IMF Concludes Mozambique Visit

IMF

End-of-Mission press releases include statements of IMF staff teams that convey preliminary findings after a visit to a country. The views expressed in this statement are those of the IMF staff and do not necessarily represent the views of the IMF’s Executive Board. This mission will not result in a Board discussion.

A staff team headed by Michel Lazare visited Mozambique from June 16-24 to assess recent economic developments and help design corrective measures needed to prevent a further deterioration in economic performance. The mission also aimed at evaluating the impact of the debt that was disclosed to staff in April 2016, as well as discussing measures to strengthen transparency, improve governance, and ensure accountability while avoiding recurrence of similar debt issues. The mission met with President Nyusi, Prime Minister do Rosario, the Economy and Finance Minister, the Governor of the Bank of Mozambique, other sectoral ministers, senior government officials, parliamentarians, civil society, private sector representatives and the donor community.

Michel Lazare
Michel Lazare

At the end of the mission, Mr. Lazare issued the following statement:

“Mozambique is facing difficult economic challenges. Economic growth in 2016 is expected to decline to 4.5 percent (from 6.6 percent in 2015), nearly three percentage points below historical levels, with substantial downside risks to this projection. Inflation has been rising fast (reaching 16 percent in May). Fiscal policy in 2015 and the first half of the year has been excessively expansionary, with an increase in net credit to the government that far exceeded program targets. At the same time, the metical has depreciated by about 28 percent since the beginning of the year and international reserves have continued to decline.

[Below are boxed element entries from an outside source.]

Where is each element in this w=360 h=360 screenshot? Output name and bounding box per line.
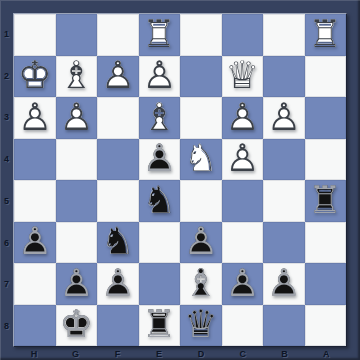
file-label-c: C [222,347,264,360]
square-g1[interactable] [56,14,98,56]
square-e5[interactable]: ♞♘ [139,180,181,222]
square-c7[interactable]: ♟♙ [222,263,264,305]
piece-white-rook-e1[interactable]: ♜♖ [139,14,181,56]
square-a7[interactable] [305,263,347,305]
piece-white-bishop-g2[interactable]: ♝♗ [56,56,98,98]
rank-label-5: 5 [0,180,13,222]
square-b5[interactable] [263,180,305,222]
board-frame: 12345678 HGFEDCBA ♜♖♜♖♚♔♝♗♟♙♟♙♛♕♟♙♟♙♝♗♟♙… [0,0,360,360]
piece-black-pawn-g7[interactable]: ♟♙ [56,263,98,305]
rank-label-1: 1 [0,13,13,55]
square-f5[interactable] [97,180,139,222]
square-a3[interactable] [305,97,347,139]
square-f3[interactable] [97,97,139,139]
white-pawn-outline-icon: ♙ [142,56,176,94]
piece-black-bishop-d7[interactable]: ♝♗ [180,263,222,305]
square-d4[interactable]: ♞♘ [180,139,222,181]
square-h2[interactable]: ♚♔ [14,56,56,98]
piece-black-king-g8[interactable]: ♚♔ [56,305,98,347]
black-knight-outline-icon: ♘ [101,222,135,260]
white-king-outline-icon: ♔ [18,56,52,94]
black-pawn-outline-icon: ♙ [184,222,218,260]
square-h5[interactable] [14,180,56,222]
white-pawn-outline-icon: ♙ [267,98,301,136]
piece-black-knight-f6[interactable]: ♞♘ [97,222,139,264]
square-f2[interactable]: ♟♙ [97,56,139,98]
piece-white-pawn-g3[interactable]: ♟♙ [56,97,98,139]
piece-black-rook-a5[interactable]: ♜♖ [305,180,347,222]
file-label-e: E [138,347,180,360]
square-h4[interactable] [14,139,56,181]
white-pawn-outline-icon: ♙ [59,98,93,136]
square-h3[interactable]: ♟♙ [14,97,56,139]
piece-white-rook-a1[interactable]: ♜♖ [305,14,347,56]
square-e6[interactable] [139,222,181,264]
square-h1[interactable] [14,14,56,56]
black-pawn-outline-icon: ♙ [18,222,52,260]
square-f7[interactable]: ♟♙ [97,263,139,305]
square-c3[interactable]: ♟♙ [222,97,264,139]
black-pawn-outline-icon: ♙ [225,264,259,302]
square-f4[interactable] [97,139,139,181]
square-b7[interactable]: ♟♙ [263,263,305,305]
square-d1[interactable] [180,14,222,56]
square-e8[interactable]: ♜♖ [139,305,181,347]
square-b1[interactable] [263,14,305,56]
square-e3[interactable]: ♝♗ [139,97,181,139]
piece-white-pawn-f2[interactable]: ♟♙ [97,56,139,98]
square-d2[interactable] [180,56,222,98]
file-labels: HGFEDCBA [13,347,347,360]
file-label-f: F [97,347,139,360]
square-h6[interactable]: ♟♙ [14,222,56,264]
piece-white-knight-d4[interactable]: ♞♘ [180,139,222,181]
black-knight-outline-icon: ♘ [142,181,176,219]
piece-white-pawn-c4[interactable]: ♟♙ [222,139,264,181]
piece-white-pawn-e2[interactable]: ♟♙ [139,56,181,98]
square-c2[interactable]: ♛♕ [222,56,264,98]
white-pawn-outline-icon: ♙ [101,56,135,94]
file-label-a: A [305,347,347,360]
square-f1[interactable] [97,14,139,56]
file-label-g: G [55,347,97,360]
piece-black-pawn-h6[interactable]: ♟♙ [14,222,56,264]
piece-black-rook-e8[interactable]: ♜♖ [139,305,181,347]
square-g3[interactable]: ♟♙ [56,97,98,139]
white-bishop-outline-icon: ♗ [59,56,93,94]
square-h7[interactable] [14,263,56,305]
square-e1[interactable]: ♜♖ [139,14,181,56]
white-knight-outline-icon: ♘ [184,139,218,177]
black-pawn-outline-icon: ♙ [101,264,135,302]
white-bishop-outline-icon: ♗ [142,98,176,136]
chess-board[interactable]: ♜♖♜♖♚♔♝♗♟♙♟♙♛♕♟♙♟♙♝♗♟♙♟♙♟♙♞♘♟♙♞♘♜♖♟♙♞♘♟♙… [13,13,347,347]
square-c8[interactable] [222,305,264,347]
square-d6[interactable]: ♟♙ [180,222,222,264]
white-rook-outline-icon: ♖ [142,15,176,53]
black-rook-outline-icon: ♖ [142,305,176,343]
square-g8[interactable]: ♚♔ [56,305,98,347]
piece-white-pawn-c3[interactable]: ♟♙ [222,97,264,139]
square-e4[interactable]: ♟♙ [139,139,181,181]
black-rook-outline-icon: ♖ [308,181,342,219]
piece-white-pawn-h3[interactable]: ♟♙ [14,97,56,139]
square-e2[interactable]: ♟♙ [139,56,181,98]
square-g2[interactable]: ♝♗ [56,56,98,98]
square-d7[interactable]: ♝♗ [180,263,222,305]
white-pawn-outline-icon: ♙ [225,139,259,177]
piece-black-pawn-e4[interactable]: ♟♙ [139,139,181,181]
square-a8[interactable] [305,305,347,347]
rank-labels: 12345678 [0,13,13,347]
black-bishop-outline-icon: ♗ [184,264,218,302]
square-b6[interactable] [263,222,305,264]
square-g6[interactable] [56,222,98,264]
square-a5[interactable]: ♜♖ [305,180,347,222]
rank-label-2: 2 [0,55,13,97]
piece-black-knight-e5[interactable]: ♞♘ [139,180,181,222]
square-h8[interactable] [14,305,56,347]
black-pawn-outline-icon: ♙ [142,139,176,177]
square-f8[interactable] [97,305,139,347]
square-b3[interactable]: ♟♙ [263,97,305,139]
square-b4[interactable] [263,139,305,181]
square-e7[interactable] [139,263,181,305]
black-king-outline-icon: ♔ [59,305,93,343]
piece-black-pawn-f7[interactable]: ♟♙ [97,263,139,305]
black-pawn-outline-icon: ♙ [59,264,93,302]
white-queen-outline-icon: ♕ [225,56,259,94]
square-c4[interactable]: ♟♙ [222,139,264,181]
piece-black-pawn-c7[interactable]: ♟♙ [222,263,264,305]
black-queen-outline-icon: ♕ [184,305,218,343]
square-a2[interactable] [305,56,347,98]
square-g7[interactable]: ♟♙ [56,263,98,305]
piece-white-bishop-e3[interactable]: ♝♗ [139,97,181,139]
piece-white-queen-c2[interactable]: ♛♕ [222,56,264,98]
square-a6[interactable] [305,222,347,264]
rank-label-4: 4 [0,138,13,180]
square-c5[interactable] [222,180,264,222]
square-a1[interactable]: ♜♖ [305,14,347,56]
file-label-b: B [264,347,306,360]
square-d5[interactable] [180,180,222,222]
square-f6[interactable]: ♞♘ [97,222,139,264]
piece-black-pawn-d6[interactable]: ♟♙ [180,222,222,264]
piece-white-pawn-b3[interactable]: ♟♙ [263,97,305,139]
square-b8[interactable] [263,305,305,347]
rank-label-8: 8 [0,305,13,347]
square-d3[interactable] [180,97,222,139]
square-g5[interactable] [56,180,98,222]
piece-black-queen-d8[interactable]: ♛♕ [180,305,222,347]
rank-label-3: 3 [0,97,13,139]
square-b2[interactable] [263,56,305,98]
rank-label-7: 7 [0,264,13,306]
square-c1[interactable] [222,14,264,56]
file-label-d: D [180,347,222,360]
white-rook-outline-icon: ♖ [308,15,342,53]
square-g4[interactable] [56,139,98,181]
piece-white-king-h2[interactable]: ♚♔ [14,56,56,98]
black-pawn-outline-icon: ♙ [267,264,301,302]
square-a4[interactable] [305,139,347,181]
square-d8[interactable]: ♛♕ [180,305,222,347]
square-c6[interactable] [222,222,264,264]
white-pawn-outline-icon: ♙ [18,98,52,136]
rank-label-6: 6 [0,222,13,264]
file-label-h: H [13,347,55,360]
white-pawn-outline-icon: ♙ [225,98,259,136]
piece-black-pawn-b7[interactable]: ♟♙ [263,263,305,305]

“In addition, the discovery in April of $1.4 billion (10.4 percent of Mozambique’s GDP) of previously undisclosed loans has pushed the total stock of debt at end-2015 to 86 percent of GDP. According to our technical assessment, public debt is now likely to have reached a high risk of distress. Against this background, performance under the 2015-2017 Stand-by Credit Facility has been disappointing, with most assessment and performance criteria or indicative targets being missed at end-December 2015 and end-March 2016.

“The mission and the authorities agreed that this context calls for an urgent and decisive package of policy measures to avoid a further deterioration in economic performance. In particular, substantial fiscal and monetary tightening, as well as exchange rate flexibility, are needed to restore macroeconomic sustainability, reduce pressures on inflation and the balance of payments, and help alleviate pressures on the foreign exchange market while restoring balance between supply and demand on the foreign exchange market. They also agreed that adjustment should preserve critical social programs.

“The mission has made good progress in identifying with the authorities a package of measures aimed at strengthening transparency, improving governance, and ensuring accountability while, to the extent possible, avoiding recurrence of undisclosed debt. The mission agreed that recent initiatives to investigate the previously undisclosed debt, through the Attorney General and a Parliamentary Inquiry Commission, are important steps to restore confidence, though it stressed that further measures are needed. In particular, an international and independent audit of the EMATUM, Proindicus, and MAM companies would be needed – the latter two being the companies that received funding under the previously undisclosed loans.

“Further progress in the effective implementation of both the corrective macroeconomic measures and the measures aimed at strengthening transparency, improving governance, and ensuring accountability would pave the way for the resumption of program discussions at a later stage.

“The discussions were held in a cordial and constructive atmosphere, and the mission thanks the authorities for their hospitality.”